Cenomi Centers, Saudi Arabia’s leading mall developer and operator, reported a fall in net profit and revenue in the first quarter of 2026, despite the company claiming the current regional backdrop had a “negligible direct impact” on its performance.
Revenue was SAR583 million in the first three months of the year, only 1 percent lower than over the same period a year ago. Cenomi said this was primarily due to portfolio changes. On a like-for-like basis, the top line rose 4.9 percent year on year.
Footfall was up 2.5 percent year-on-year, while occupancy was 92.4 percent. This reflects continued demand across the portfolio, the company said in a statement to the Saudi stock exchange.
Net profit fell nearly 9 percent to SAR203 million. Cenomi said this was due to a 33 percent increase in finance costs during an intensive investment phase.

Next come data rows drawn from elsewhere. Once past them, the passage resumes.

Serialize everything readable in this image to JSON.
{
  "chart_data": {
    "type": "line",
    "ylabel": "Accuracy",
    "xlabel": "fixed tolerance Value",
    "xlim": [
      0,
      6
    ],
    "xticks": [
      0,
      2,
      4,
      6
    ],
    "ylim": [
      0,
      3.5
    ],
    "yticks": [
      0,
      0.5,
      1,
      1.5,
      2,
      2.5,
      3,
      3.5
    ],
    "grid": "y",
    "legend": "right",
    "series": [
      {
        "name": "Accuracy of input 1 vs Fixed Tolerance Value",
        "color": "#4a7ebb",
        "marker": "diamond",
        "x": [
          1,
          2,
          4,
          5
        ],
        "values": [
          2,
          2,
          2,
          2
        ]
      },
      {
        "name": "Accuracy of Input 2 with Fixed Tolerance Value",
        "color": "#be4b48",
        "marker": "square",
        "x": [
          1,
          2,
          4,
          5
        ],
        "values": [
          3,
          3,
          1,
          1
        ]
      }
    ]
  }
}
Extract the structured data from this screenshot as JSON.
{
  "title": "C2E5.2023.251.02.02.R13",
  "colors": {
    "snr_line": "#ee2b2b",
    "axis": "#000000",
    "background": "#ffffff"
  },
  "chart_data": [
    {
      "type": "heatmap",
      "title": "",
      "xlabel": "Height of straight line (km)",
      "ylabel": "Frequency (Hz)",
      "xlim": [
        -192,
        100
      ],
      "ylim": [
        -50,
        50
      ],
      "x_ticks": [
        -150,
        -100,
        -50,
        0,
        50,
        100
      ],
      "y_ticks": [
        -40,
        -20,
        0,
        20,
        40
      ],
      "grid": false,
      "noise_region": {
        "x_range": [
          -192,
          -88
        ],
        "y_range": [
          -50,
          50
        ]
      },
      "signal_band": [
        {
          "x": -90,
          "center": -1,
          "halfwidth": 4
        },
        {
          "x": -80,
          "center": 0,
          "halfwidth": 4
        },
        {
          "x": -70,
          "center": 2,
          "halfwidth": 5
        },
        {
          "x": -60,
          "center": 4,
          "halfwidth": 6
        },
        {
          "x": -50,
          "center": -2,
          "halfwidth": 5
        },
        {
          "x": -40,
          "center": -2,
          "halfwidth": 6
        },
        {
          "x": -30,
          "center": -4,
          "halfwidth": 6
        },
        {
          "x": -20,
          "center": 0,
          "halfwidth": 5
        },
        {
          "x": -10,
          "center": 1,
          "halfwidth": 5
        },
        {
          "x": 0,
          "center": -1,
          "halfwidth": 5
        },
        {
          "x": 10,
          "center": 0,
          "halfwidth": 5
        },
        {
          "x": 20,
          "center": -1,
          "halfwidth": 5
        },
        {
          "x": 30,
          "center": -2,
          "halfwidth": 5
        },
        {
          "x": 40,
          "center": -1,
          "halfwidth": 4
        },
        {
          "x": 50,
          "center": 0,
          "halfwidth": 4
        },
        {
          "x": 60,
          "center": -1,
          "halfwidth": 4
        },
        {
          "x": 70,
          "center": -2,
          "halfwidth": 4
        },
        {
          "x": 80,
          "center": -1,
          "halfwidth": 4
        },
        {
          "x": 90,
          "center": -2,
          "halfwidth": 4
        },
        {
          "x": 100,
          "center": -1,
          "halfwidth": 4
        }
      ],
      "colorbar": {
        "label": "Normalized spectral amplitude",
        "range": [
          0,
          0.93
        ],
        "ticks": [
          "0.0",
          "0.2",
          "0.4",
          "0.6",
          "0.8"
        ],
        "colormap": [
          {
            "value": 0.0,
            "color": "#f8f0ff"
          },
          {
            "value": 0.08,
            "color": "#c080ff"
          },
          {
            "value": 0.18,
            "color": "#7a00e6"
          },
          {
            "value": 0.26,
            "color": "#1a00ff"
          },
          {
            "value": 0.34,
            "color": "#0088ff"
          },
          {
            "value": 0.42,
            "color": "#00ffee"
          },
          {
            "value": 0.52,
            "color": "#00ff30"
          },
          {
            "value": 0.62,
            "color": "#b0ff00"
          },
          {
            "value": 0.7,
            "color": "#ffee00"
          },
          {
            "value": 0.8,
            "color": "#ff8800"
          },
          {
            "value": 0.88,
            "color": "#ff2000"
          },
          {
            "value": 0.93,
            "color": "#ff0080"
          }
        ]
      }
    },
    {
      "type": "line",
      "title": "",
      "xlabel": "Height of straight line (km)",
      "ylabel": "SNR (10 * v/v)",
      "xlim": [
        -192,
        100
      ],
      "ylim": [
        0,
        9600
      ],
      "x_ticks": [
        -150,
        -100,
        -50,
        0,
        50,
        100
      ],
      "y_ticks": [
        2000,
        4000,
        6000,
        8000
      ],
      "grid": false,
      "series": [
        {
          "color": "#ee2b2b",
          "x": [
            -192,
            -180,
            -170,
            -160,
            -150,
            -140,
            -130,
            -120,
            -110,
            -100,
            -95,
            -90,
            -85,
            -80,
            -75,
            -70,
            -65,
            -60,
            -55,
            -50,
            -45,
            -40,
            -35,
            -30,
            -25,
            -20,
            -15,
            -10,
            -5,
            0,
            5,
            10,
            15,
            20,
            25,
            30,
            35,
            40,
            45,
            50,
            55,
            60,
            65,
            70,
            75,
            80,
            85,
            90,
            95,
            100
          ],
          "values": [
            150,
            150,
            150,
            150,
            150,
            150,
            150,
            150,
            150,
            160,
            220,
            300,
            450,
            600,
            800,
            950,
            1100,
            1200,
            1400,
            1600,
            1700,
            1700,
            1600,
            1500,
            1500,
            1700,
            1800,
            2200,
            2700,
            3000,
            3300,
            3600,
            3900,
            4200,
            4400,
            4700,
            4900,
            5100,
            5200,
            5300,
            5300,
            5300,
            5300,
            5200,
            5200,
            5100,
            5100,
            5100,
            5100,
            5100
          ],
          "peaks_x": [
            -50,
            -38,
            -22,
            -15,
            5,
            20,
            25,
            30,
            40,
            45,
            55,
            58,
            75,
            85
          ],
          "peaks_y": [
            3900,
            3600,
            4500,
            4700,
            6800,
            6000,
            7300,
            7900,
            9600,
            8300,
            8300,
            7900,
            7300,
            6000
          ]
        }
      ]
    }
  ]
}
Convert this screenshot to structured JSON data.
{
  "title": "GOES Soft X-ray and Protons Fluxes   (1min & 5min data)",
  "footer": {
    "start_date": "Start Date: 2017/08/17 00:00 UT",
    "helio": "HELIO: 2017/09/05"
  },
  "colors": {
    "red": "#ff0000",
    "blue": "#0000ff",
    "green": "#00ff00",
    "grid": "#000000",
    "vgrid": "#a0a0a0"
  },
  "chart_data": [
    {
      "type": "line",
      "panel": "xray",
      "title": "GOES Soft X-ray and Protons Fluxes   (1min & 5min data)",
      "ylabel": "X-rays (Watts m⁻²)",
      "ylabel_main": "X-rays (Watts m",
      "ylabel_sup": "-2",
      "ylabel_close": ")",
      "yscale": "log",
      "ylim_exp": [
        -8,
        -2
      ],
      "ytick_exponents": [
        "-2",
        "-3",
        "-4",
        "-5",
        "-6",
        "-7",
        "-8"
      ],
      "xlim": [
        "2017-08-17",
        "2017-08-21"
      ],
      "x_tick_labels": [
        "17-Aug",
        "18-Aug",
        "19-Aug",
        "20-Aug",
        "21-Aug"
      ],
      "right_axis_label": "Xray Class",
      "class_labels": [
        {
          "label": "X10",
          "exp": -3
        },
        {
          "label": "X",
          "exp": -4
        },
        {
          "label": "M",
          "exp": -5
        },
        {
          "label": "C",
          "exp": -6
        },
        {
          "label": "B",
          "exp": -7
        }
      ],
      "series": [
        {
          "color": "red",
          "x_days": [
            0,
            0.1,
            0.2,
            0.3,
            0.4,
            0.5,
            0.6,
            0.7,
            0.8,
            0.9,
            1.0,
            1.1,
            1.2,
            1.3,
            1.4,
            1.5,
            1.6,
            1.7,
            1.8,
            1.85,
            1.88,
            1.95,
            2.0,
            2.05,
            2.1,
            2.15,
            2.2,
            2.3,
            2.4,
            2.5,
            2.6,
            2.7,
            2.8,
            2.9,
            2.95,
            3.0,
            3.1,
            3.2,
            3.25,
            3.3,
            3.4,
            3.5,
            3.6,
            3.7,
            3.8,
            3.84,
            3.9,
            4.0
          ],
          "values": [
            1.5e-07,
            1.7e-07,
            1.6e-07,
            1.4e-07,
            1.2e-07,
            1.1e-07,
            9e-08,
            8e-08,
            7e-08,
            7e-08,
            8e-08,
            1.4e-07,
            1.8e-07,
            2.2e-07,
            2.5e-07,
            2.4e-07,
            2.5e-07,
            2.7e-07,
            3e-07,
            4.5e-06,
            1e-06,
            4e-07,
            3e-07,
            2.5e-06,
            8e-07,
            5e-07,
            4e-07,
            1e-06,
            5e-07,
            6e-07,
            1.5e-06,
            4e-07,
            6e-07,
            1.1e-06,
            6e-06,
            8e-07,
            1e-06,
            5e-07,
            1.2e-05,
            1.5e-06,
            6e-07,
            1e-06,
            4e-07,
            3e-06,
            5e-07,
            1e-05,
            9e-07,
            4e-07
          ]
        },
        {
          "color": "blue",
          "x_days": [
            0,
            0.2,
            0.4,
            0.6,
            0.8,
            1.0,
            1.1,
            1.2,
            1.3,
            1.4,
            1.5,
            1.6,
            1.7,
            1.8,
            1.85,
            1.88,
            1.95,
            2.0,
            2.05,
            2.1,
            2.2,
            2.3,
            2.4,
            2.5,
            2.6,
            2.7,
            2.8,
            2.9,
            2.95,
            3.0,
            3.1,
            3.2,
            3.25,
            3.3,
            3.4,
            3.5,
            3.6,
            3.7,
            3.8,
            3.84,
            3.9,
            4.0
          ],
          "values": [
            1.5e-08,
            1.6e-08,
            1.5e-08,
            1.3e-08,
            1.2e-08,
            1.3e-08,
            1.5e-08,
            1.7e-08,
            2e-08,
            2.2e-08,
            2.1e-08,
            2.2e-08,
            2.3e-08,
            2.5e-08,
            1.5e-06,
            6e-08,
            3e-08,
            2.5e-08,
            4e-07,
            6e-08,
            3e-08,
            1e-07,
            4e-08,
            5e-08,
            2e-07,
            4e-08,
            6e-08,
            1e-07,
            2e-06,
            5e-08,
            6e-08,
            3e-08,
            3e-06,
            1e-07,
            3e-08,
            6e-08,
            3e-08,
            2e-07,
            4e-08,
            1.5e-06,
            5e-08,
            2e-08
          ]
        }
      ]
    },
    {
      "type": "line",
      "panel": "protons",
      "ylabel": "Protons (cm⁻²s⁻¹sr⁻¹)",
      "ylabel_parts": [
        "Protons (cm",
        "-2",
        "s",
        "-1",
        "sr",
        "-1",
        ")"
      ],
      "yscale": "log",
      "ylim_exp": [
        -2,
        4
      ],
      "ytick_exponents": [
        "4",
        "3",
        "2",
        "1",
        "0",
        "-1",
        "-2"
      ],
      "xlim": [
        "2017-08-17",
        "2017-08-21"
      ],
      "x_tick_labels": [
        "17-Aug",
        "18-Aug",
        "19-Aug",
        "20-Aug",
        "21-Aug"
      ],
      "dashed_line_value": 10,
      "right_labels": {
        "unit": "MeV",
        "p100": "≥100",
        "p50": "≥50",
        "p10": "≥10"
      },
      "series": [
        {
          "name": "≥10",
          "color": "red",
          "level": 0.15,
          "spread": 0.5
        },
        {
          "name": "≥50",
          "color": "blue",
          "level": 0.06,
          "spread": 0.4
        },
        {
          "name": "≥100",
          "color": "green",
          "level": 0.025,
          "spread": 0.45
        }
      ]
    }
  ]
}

Construction on flagship developments continued during the period. The structural phase of Westfield Jeddah was completed, while Westfield Riyadh is also nearly finished.
By 2029 the company’s gross leasing area is set to grow by over 50 percent to 1.9 million square metres, driven by the building of Westfield Riyadh, Westfield Jeddah, and SDC Al Khobar, plus the three lifestyle centres U Walk Qassim, Murcia Mall and Barakah Mall.
Cenomi Centers has 4,250 stores located in nine Saudi cities.
The company’s shares were trading at SAR17.78, up 1.4 percent, on Sunday afternoon, but are down nearly 6 percent so far this year.